Letter: CTC needs to come clean about its parcels
To the community,
Because the California Tahoe Conservancy is experiencing challenges funding the agency and managing its 4,400-plus parcels, the CTC has begun the process of selling off “asset lands”: potentially 400 parcels. Why should the public care?
Property owners on the California side and California Realtors should be concerned. Often a buyer’s or seller’s main motivation and price decision is based on whether or not the property is adjacent to “protected” conservancy lands.
When the public is encouraged to buy license plates, approve bonds or donate in support of the CTC, the general understanding is that the CTC buys up and retires property from development in perpetuity to protect the environment. Their original mission was to “preserve, protect, restore, enhance and sustain the natural resources”.

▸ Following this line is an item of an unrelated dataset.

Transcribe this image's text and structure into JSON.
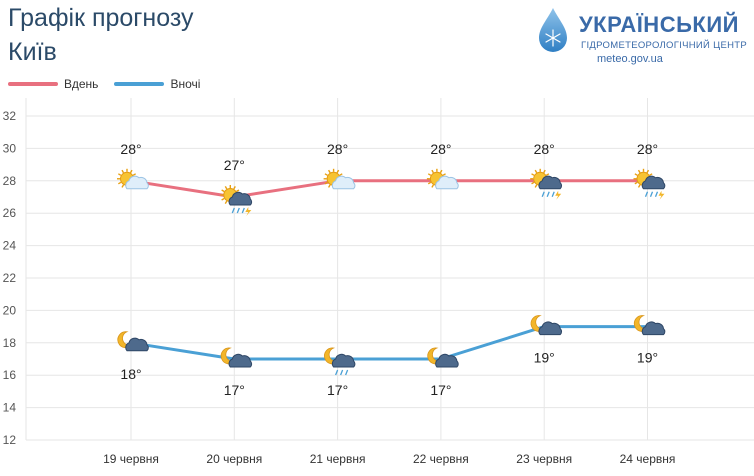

But the sad new reality is the CTC has bought property, stripped off non-existent coverage “rights” and potential entitlements and, in the case of these 400 parcels, can now resell these environmentally sensitive sites to anyone — including big development. One of their new guiding principles includes “cultivating partnerships with the private sector” … “to recoup a portion of the public’s capital investment in these acquisitions for future high-priority projects through the sale of the banked development rights”. Translation: the CTC now wants to buy up old motel rooms (TAUs) and become the TAU Broker for the Lake.
Does this sound like preservation, protection, restoration to you? It sounds more like a cash-strapped agency trying to justify its existence.

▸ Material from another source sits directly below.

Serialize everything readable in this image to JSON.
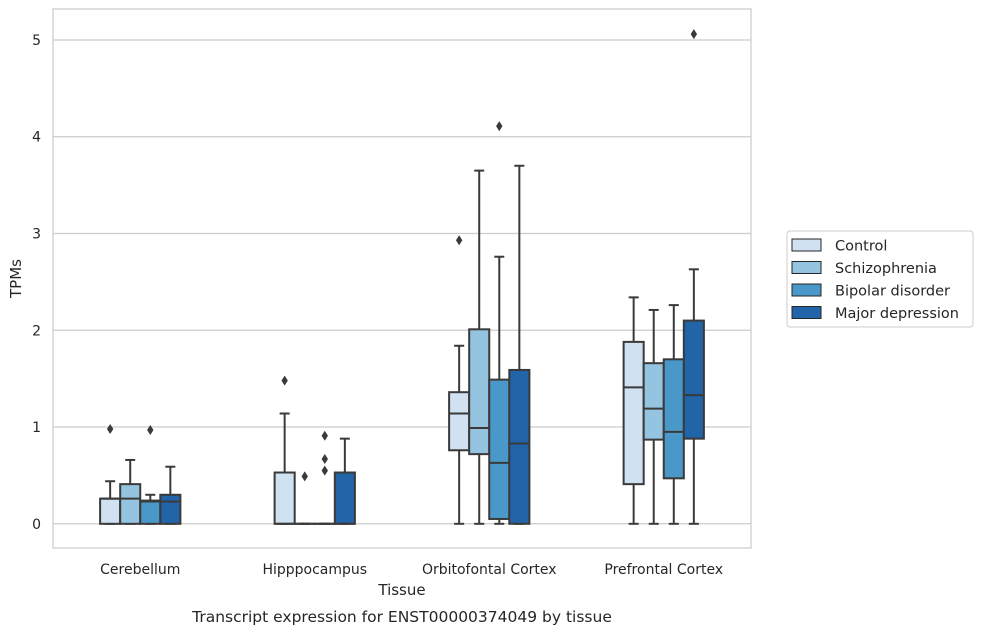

Since its inception in 1984, that’s 28 years ago, the CTC has only transferred 32 properties. Mostly for public utility easements and public access. The sale of “asset lands” is a totally new direction that should stop immediately until there is full public understanding of the implications from using the public’s money to further development. The public spent $108 million through the CTC to purchase 4,600 parcels to “reduce development”.
Another kicker: the CTC plans to trade 1,200 acres to California State Parks (900-plus acres at Burton Creek) and an additional 1,900 acres to the Forest Service.

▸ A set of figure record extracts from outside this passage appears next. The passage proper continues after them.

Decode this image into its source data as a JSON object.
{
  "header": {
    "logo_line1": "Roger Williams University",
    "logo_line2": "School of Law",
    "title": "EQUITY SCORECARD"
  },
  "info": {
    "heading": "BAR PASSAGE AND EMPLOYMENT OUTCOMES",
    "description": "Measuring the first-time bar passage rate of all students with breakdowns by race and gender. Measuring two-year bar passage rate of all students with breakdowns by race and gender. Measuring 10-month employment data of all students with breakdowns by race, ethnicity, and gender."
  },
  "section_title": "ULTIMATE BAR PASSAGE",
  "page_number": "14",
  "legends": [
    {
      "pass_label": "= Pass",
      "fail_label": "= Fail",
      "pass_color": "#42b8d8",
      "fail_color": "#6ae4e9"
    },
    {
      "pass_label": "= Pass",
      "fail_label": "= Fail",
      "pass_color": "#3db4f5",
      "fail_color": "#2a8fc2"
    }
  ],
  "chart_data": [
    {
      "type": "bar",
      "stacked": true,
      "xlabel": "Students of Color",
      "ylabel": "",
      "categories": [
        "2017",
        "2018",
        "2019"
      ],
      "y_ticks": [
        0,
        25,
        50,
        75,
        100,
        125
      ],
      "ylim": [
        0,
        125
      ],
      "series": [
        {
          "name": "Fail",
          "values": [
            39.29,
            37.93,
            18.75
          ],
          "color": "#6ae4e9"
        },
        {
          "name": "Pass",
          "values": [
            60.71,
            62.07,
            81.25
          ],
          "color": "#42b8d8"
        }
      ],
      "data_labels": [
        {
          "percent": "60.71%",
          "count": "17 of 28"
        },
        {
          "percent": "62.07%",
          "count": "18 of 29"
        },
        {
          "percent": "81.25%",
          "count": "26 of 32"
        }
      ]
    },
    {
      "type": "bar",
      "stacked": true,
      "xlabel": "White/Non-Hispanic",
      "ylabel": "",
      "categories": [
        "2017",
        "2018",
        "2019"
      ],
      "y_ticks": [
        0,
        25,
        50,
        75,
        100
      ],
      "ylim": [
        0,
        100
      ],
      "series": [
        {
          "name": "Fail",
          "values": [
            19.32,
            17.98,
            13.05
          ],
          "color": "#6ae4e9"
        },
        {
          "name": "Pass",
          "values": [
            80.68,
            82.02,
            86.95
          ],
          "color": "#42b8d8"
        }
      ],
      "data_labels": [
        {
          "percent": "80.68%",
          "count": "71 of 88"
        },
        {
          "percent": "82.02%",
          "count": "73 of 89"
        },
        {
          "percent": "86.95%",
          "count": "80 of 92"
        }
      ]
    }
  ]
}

Who knows how many private parcels will be affected with this massive land swap? (Contact Executive Director Patrick Wright: pwright@tahoe.ca.gov.)
What can we do? The agency should produce a public list of addresses and parcel numbers of the 400 alleged “asset lands” parcels. The CTC owes it to every California citizen to have a full comparison and review of the CTC’s old and new missions, as well as the significant change in course under its current leadership. The CTC owes the public an explanation of the sharp turn it has taken with regard to Tahoe’s protected lands.
Ann Nichols, North Tahoe Preservation Alliance
This is just another shell game by a state bureaucracy. Create-a-cause, slather it with well intentioned phrases and a PC tone all the while scamming the taxpayers to give some relative of a politician a temp. purpose. This, as well as many created agencies, should be shut down, de-funded. This continual corrupt machine of a state gov. needs to be totally exposed.
-A Fed-up Calif. tax payer-
TOO MANY PEOPLE ARE TOO BUSY OR INGORANT TO NOTICE TILL ITS NEXT DOOR YOUR CASTLE, THEN YOU SAY, HEY WHATS THIS, IT’S TOO LATE?
TA-HOLE PERFECT EXAMPLE.
I don’t trust them !!
Thanks for publishing this news. Please let us know when a list is published.
I would feel better about the land swap to CA State Parks, but the Forest Service has different uses that the CTC properties in question could be influenced by (i.e. motorized uses, ski-resorts, other forms of development, etc.).
It would be interesting to see where these 400 parcels reside, and if they will be priced specially for the “big” developer. Sounds like a developer could buy the parcel off-site of their project and then transfer the coverage, where as the original parcel would be deed-restricted.
But what will the impacts to the high density – urban areas be from this transferring of coverage?